Want to understand the substance behind the hype when it comes to WebRTC? Look no further than the education market.

When it comes to immediate applicability, it is hard to argue for a better use case for WebRTC than education. Unlike corporations, which have IT departments and staff that can be trained on vide conferencing software, educational institutions are both faced with a constant supply of new users and a challenge in training them to use new software. This makes WebRTC, which only requires a modern browser for video conferencing, an ideal solution.

The need and uses for videoconferencing within education also are vast. More than 2 million students have signed up for online education since 2011, and virtual education is exploding as a way to share knowledge. Yet, online education often is cold and impersonal, and dropout rates are higher than with traditional classrooms. The use of videoconferencing can change that, however, making online education a virtual classroom, but not a lonely or impersonal one.

Just as important, the range of modalities that WebRTC can offer can be a big help in teaching students according to their respective learning style. Not all learners are the same; some learn best visually, while others are more auditory or kinesthetic (hands-on).

With WebRTC, teachers can better adapt coursework for students based on their learning style. For instance, screen-sharing can be used for visual learners, chat for verbal learners, or video for auditory learners.

Many companies have already seen the potential for WebRTC in the education market; two standouts are TokBox and Vidyo.

TokBox powers live, face-to-face video tutoring services and applications and includes tools such as digital whiteboards and interactive lab experiments to improve the student experience. UCLA works with TokBox to offer live group video chat sessions with a professor on UCLA’s virtual campus, and the company powers Zoen (Zenph Online Education Network), a network for music teachers and students.

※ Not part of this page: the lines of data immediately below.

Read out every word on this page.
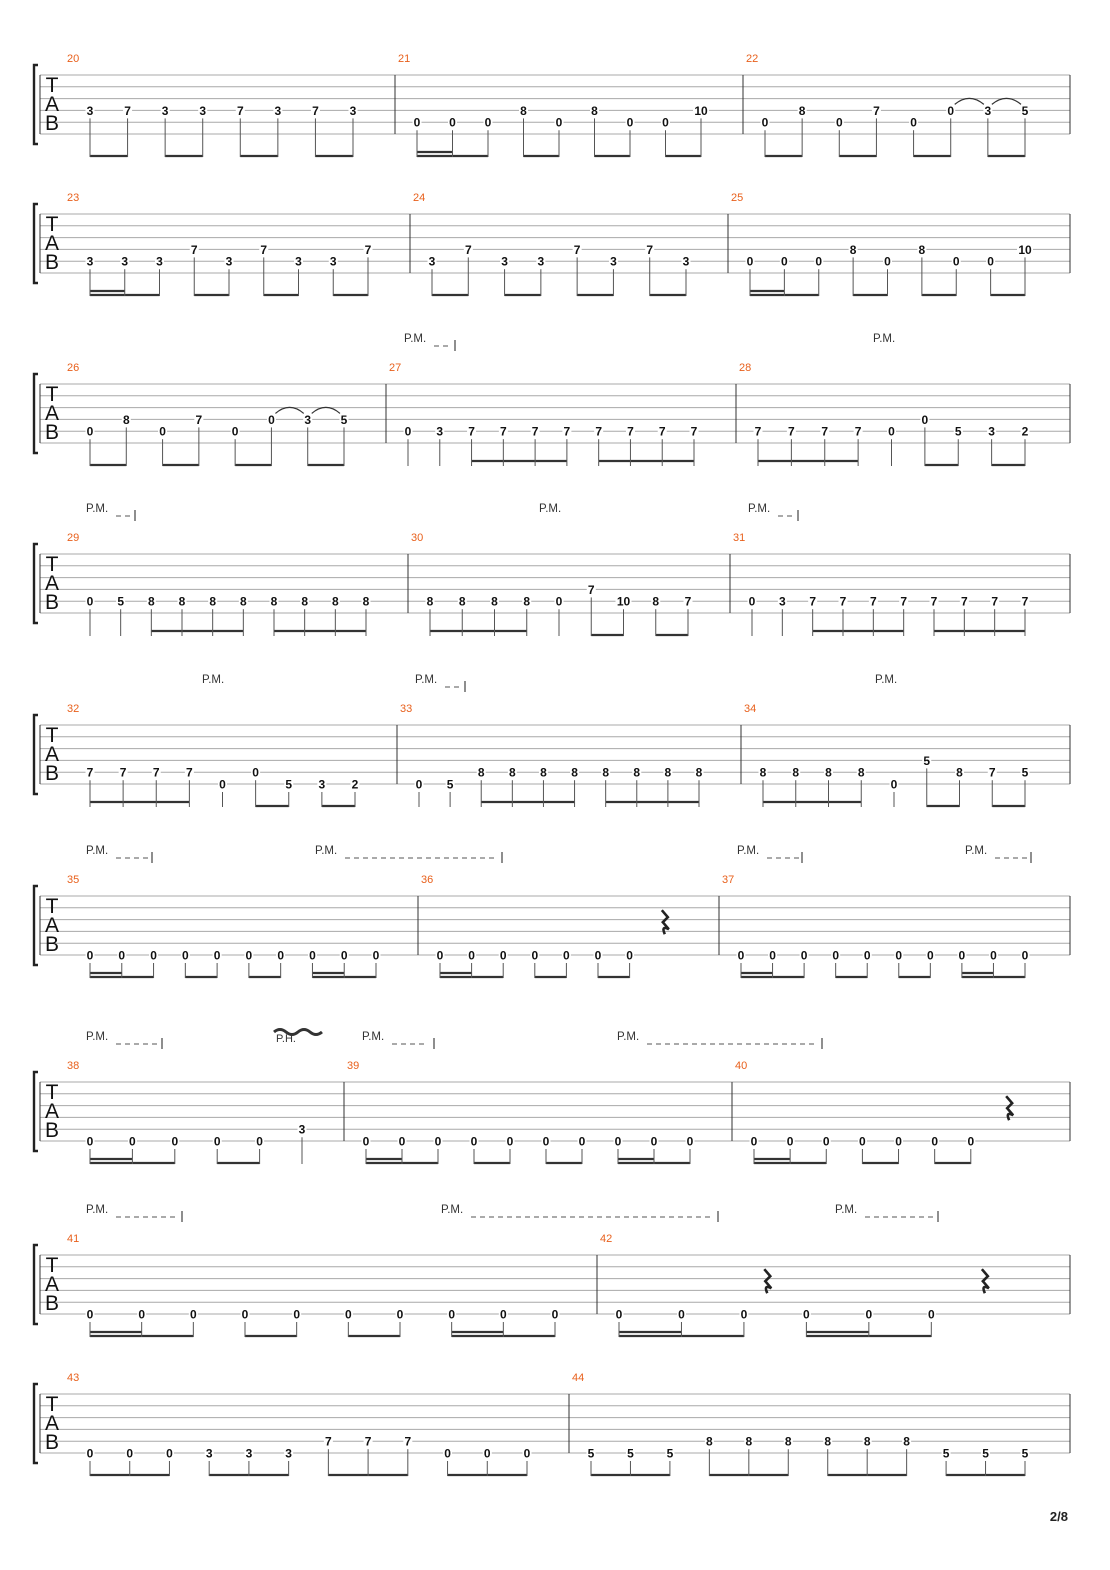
T
A
B
20
3	7	3	3	7	3	7	3
21
0 0 0
8
0
8
0 0
10
22
0
8
0
7
0
0	3	5
T
A
B
23
3 3 3
7
3
7
3 3
7
24
3
7
3 3
7
3
7
3
25
0 0 0
8
0
8
0 0
10
T
A
B
26
0
8
0
7
0
0 3 5
27
0 3 7 7 7 7 7 7 7 7
28
7 7 7 7 0
0
5 3 2
P.M.	P.M.
T
A
B
29
0 5 8 8 8 8 8 8 8 8
30
8 8 8 8 0
7
10 8 7
31
0 3 7 7 7 7 7 7 7 7
P.M.	P.M.	P.M.
T
A
B
32
7 7 7 7
0
0
5 3 2
33
0 5
8 8 8 8 8 8 8 8
34
8 8 8 8
0
5
8 7 5
P.M.	P.M.	P.M.
T
A
B
35
0 0 0 0 0 0 0 0 0 0
36
0 0 0 0 0 0 0
37
0 0 0 0 0 0 0 0 0 0
P.M.	P.M.	P.M.	P.M.
T
A
B
38
0	0	0	0	0
3
39
0 0 0 0 0 0 0 0 0 0
40
0 0 0 0 0 0 0
P.M.	P.M.	P.M.
P.H.
T
A
B
41
0	0	0	0	0	0	0	0	0	0
42
0	0	0	0	0	0
P.M.	P.M.	P.M.
T
A
B
43
0	0	0	3	3	3
7	7	7
0	0	0
44
5	5	5
8	8	8	8	8	8
5	5	5
2/8
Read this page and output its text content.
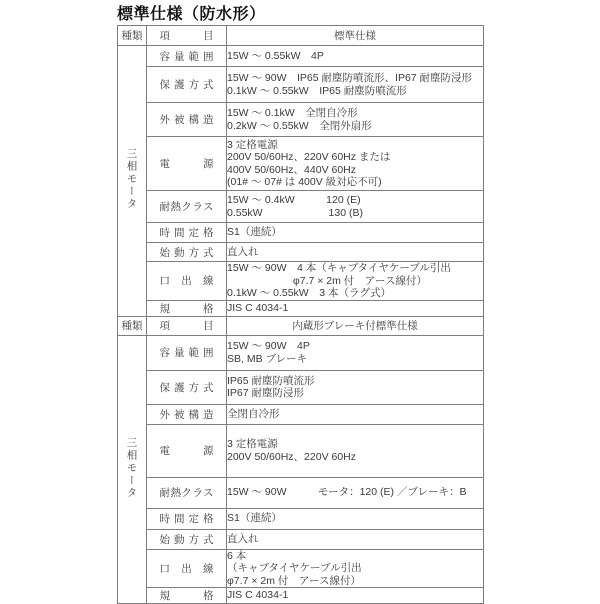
標準仕様（防水形）
種類	項目	標準仕様
三相モータ	容量範囲	15W ～ 0.55kW　4P

	保護方式	15W ～ 90W　IP65 耐塵防噴流形、IP67 耐塵防浸形
0.1kW ～ 0.55kW　IP65 耐塵防噴流形

	外被構造	15W ～ 0.1kW　全閉自冷形
0.2kW ～ 0.55kW　全閉外扇形

	電源	3 定格電源
200V 50/60Hz、220V 60Hz または
400V 50/60Hz、440V 60Hz
(01# ～ 07# は 400V 級対応不可)

	耐熱クラス	15W ～ 0.4kW　　　120 (E)
0.55kW　　　　　　 130 (B)

	時間定格	S1（連続）

	始動方式	直入れ

	口出線	15W ～ 90W　4 本（キャブタイヤケーブル引出
　　　　　 　φ7.7 × 2m 付　アース線付）
0.1kW ～ 0.55kW　3 本（ラグ式）

	規格	JIS C 4034-1

種類	項目	内蔵形ブレーキ付標準仕様
三相モータ	容量範囲	15W ～ 90W　4P
SB, MB ブレーキ

	保護方式	IP65 耐塵防噴流形
IP67 耐塵防浸形

	外被構造	全閉自冷形

	電源	3 定格電源
200V 50/60Hz、220V 60Hz

	耐熱クラス	15W ～ 90W　　　モータ：120 (E) ／ブレーキ：B

	時間定格	S1（連続）

	始動方式	直入れ

	口出線	6 本
（キャブタイヤケーブル引出
φ7.7 × 2m 付　アース線付）

	規格	JIS C 4034-1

Vidyo, which does telepresence for businesses, also has its Vidyo for Education. The solution helps schools enable multipoint video conferencing for a fraction of the cost of conventional video systems. It offers HD-quality video conferencing, recording and webcasting, collaborative tools, mobility features and information services as a resource for projects.

These are just two companies that have seen the potential. Everyone from startups such as the Russian language learning site, Studyflow, to larger organizations such as US Telecom are incorporating WebRTC into their education offerings.